Closed meren closed 8 years ago
The commit e308685a7c1a5a0157ca81112af7bd5bce687ba2 reimplements a critical function, so here is to make sure I didn't screw it up (cat test.py
):
import numpy as np
import anvio.clustering as c
a = np.random.multivariate_normal([10, 0], [[3, 1], [1, 4]], size=[20,])
b = np.random.multivariate_normal([0, 20], [[3, 1], [1, 4]], size=[20,])
mock_data = np.concatenate((a, b),)
tree = c.get_clustering_as_tree(mock_data)
newick = c.get_tree_object_in_newick(tree, None)
newick_old = c.get_tree_object_in_newick_obsolete(tree, None)
print 'old newick is identical to new:', newick == newick_old
Here is the result:
$ python test.py
old newick is identical to new: True
So far so good. I will keep the old function in the codebase for a while (which is now called get_tree_object_in_newick_obsolete
)
The commit 86f272c8008fc3a676fef148b272bf6bfee9934b reimplement the SciPy version of the hierarchical clustering. Just to make sure things did not get screwed up (cat test.py
):
import numpy as np
import anvio.clustering as c
a = np.random.multivariate_normal([10, 0], [[3, 1], [1, 4]], size=[100,])
b = np.random.multivariate_normal([0, 20], [[3, 1], [1, 4]], size=[100,])
mock_data = np.concatenate((a, b),)
# with hcluster
hc_tree = c.get_clustering_as_tree_obsolete(mock_data)
hc_newick = c.get_tree_object_in_newick(hc_tree, None)
# with scipy
sp_tree = c.get_clustering_as_tree(mock_data)
sp_newick = c.get_tree_object_in_newick(sp_tree, None)

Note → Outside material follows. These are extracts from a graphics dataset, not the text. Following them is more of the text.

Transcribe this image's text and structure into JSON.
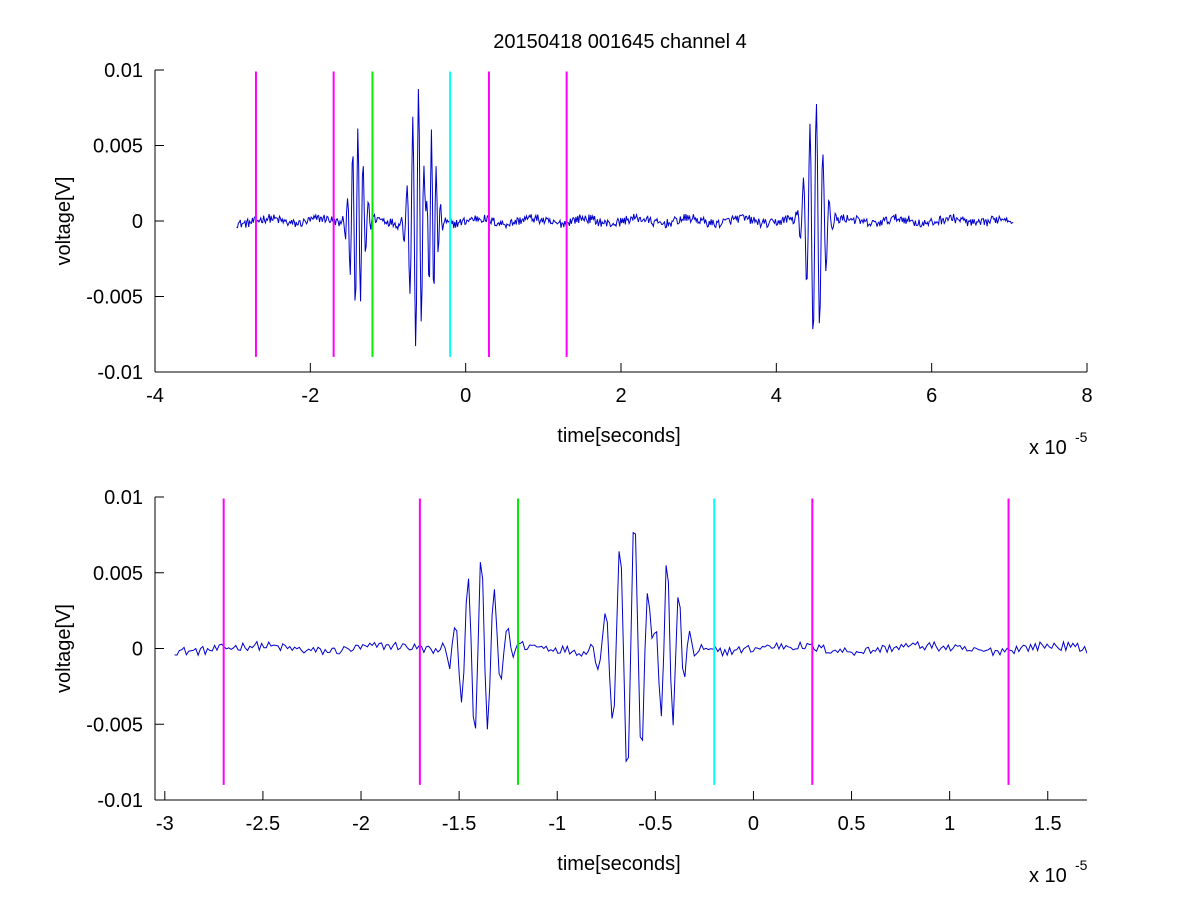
{
  "figure": {
    "title": "20150418 001645 channel 4"
  },
  "colors": {
    "signal": "#0000cc",
    "magenta": "#ff00ff",
    "green": "#00ee00",
    "cyan": "#00ffff",
    "axes": "#000000"
  },
  "chart_data": [
    {
      "type": "line",
      "title": "20150418 001645 channel 4",
      "xlabel": "time[seconds]",
      "ylabel": "voltage[V]",
      "x_multiplier_base": "x 10",
      "x_multiplier_exp": "-5",
      "xlim": [
        -4,
        8
      ],
      "ylim": [
        -0.01,
        0.01
      ],
      "x_scale": 1e-05,
      "xticks": [
        -4,
        -2,
        0,
        2,
        4,
        6,
        8
      ],
      "xtick_labels": [
        "-4",
        "-2",
        "0",
        "2",
        "4",
        "6",
        "8"
      ],
      "yticks": [
        -0.01,
        -0.005,
        0,
        0.005,
        0.01
      ],
      "ytick_labels": [
        "-0.01",
        "-0.005",
        "0",
        "0.005",
        "0.01"
      ],
      "grid": false,
      "series": [
        {
          "color": "#0000cc",
          "x_range": [
            -2.95,
            7.05
          ],
          "baseline_noise": 0.0003,
          "pulses": [
            {
              "t": -1.4,
              "amp": 0.0062,
              "width": 0.08
            },
            {
              "t": -0.62,
              "amp": 0.0085,
              "width": 0.09
            },
            {
              "t": -0.45,
              "amp": 0.0055,
              "width": 0.07
            },
            {
              "t": 4.5,
              "amp": 0.008,
              "width": 0.1
            }
          ]
        }
      ],
      "markers": [
        {
          "x": -2.7,
          "color": "#ff00ff",
          "y_range": [
            -0.009,
            0.0099
          ]
        },
        {
          "x": -1.7,
          "color": "#ff00ff",
          "y_range": [
            -0.009,
            0.0099
          ]
        },
        {
          "x": -1.2,
          "color": "#00ee00",
          "y_range": [
            -0.009,
            0.0099
          ]
        },
        {
          "x": -0.2,
          "color": "#00ffff",
          "y_range": [
            -0.009,
            0.0099
          ]
        },
        {
          "x": 0.3,
          "color": "#ff00ff",
          "y_range": [
            -0.009,
            0.0099
          ]
        },
        {
          "x": 1.3,
          "color": "#ff00ff",
          "y_range": [
            -0.009,
            0.0099
          ]
        }
      ]
    },
    {
      "type": "line",
      "title": "",
      "xlabel": "time[seconds]",
      "ylabel": "voltage[V]",
      "x_multiplier_base": "x 10",
      "x_multiplier_exp": "-5",
      "xlim": [
        -3.05,
        1.7
      ],
      "ylim": [
        -0.01,
        0.01
      ],
      "x_scale": 1e-05,
      "xticks": [
        -3,
        -2.5,
        -2,
        -1.5,
        -1,
        -0.5,
        0,
        0.5,
        1,
        1.5
      ],
      "xtick_labels": [
        "-3",
        "-2.5",
        "-2",
        "-1.5",
        "-1",
        "-0.5",
        "0",
        "0.5",
        "1",
        "1.5"
      ],
      "yticks": [
        -0.01,
        -0.005,
        0,
        0.005,
        0.01
      ],
      "ytick_labels": [
        "-0.01",
        "-0.005",
        "0",
        "0.005",
        "0.01"
      ],
      "grid": false,
      "series": [
        {
          "color": "#0000cc",
          "x_range": [
            -2.95,
            1.7
          ],
          "baseline_noise": 0.0003,
          "pulses": [
            {
              "t": -1.4,
              "amp": 0.0062,
              "width": 0.08
            },
            {
              "t": -0.62,
              "amp": 0.0085,
              "width": 0.09
            },
            {
              "t": -0.45,
              "amp": 0.0055,
              "width": 0.07
            }
          ]
        }
      ],
      "markers": [
        {
          "x": -2.7,
          "color": "#ff00ff",
          "y_range": [
            -0.009,
            0.0099
          ]
        },
        {
          "x": -1.7,
          "color": "#ff00ff",
          "y_range": [
            -0.009,
            0.0099
          ]
        },
        {
          "x": -1.2,
          "color": "#00ee00",
          "y_range": [
            -0.009,
            0.0099
          ]
        },
        {
          "x": -0.2,
          "color": "#00ffff",
          "y_range": [
            -0.009,
            0.0099
          ]
        },
        {
          "x": 0.3,
          "color": "#ff00ff",
          "y_range": [
            -0.009,
            0.0099
          ]
        },
        {
          "x": 1.3,
          "color": "#ff00ff",
          "y_range": [
            -0.009,
            0.0099
          ]
        }
      ]
    }
  ]
}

print 'newick from hcluster is identical to the one from SciPy:', hc_newick == sp_newick
result:
$ python test.py
newick from hcluster is identical to the one from SciPy: True
Good!
The only remaining thing is the performance at this point.
here is test_hc.py
:
import numpy as np
import anvio.clustering as c
np.random.seed(1)
a = np.random.multivariate_normal([10, 0], [[3, 1], [1, 4]], size=[2500,])
b = np.random.multivariate_normal([0, 20], [[3, 1], [1, 4]], size=[2500,])
mock_data = np.concatenate((a, b),)
# with hcluster
hc_tree = c.get_clustering_as_tree_obsolete(mock_data)
hc_newick = c.get_tree_object_in_newick(hc_tree, None)
and here is test_sp.py
:
import numpy as np
import anvio.clustering as c
np.random.seed(1)
a = np.random.multivariate_normal([10, 0], [[3, 1], [1, 4]], size=[2500,])
b = np.random.multivariate_normal([0, 20], [[3, 1], [1, 4]], size=[2500,])
mock_data = np.concatenate((a, b),)
# with scipy
sp_tree = c.get_clustering_as_tree(mock_data)
sp_newick = c.get_tree_object_in_newick(sp_tree, None)
performance of each:
$ time python test_hc.py
real 1m17.362s
user 1m16.493s
sys 0m0.498s
meren ~ $ time python test_sp.py
real 0m52.174s
user 0m51.358s
sys 0m0.453s
Tried both multiple times with smaller data, it seems numbers make sense.
Not only we got rid of an archaic dependency, but also there is about 30% increase in runtime performance!
We want to get rid of hcluster dependency for a number of reasons. One of the most important reason is the fact that it has not been developed for a number of years, and it stops us from switching to Python 3.x (see #343).
Fortunately SciPy has everything we need. The only problem is to make sure we are backwards compatible with our trees, and more importantly the performance is somewhat comparable.
I will refer to this issue from those commits as I go through the code and make relevant changes towards retiring hcluster.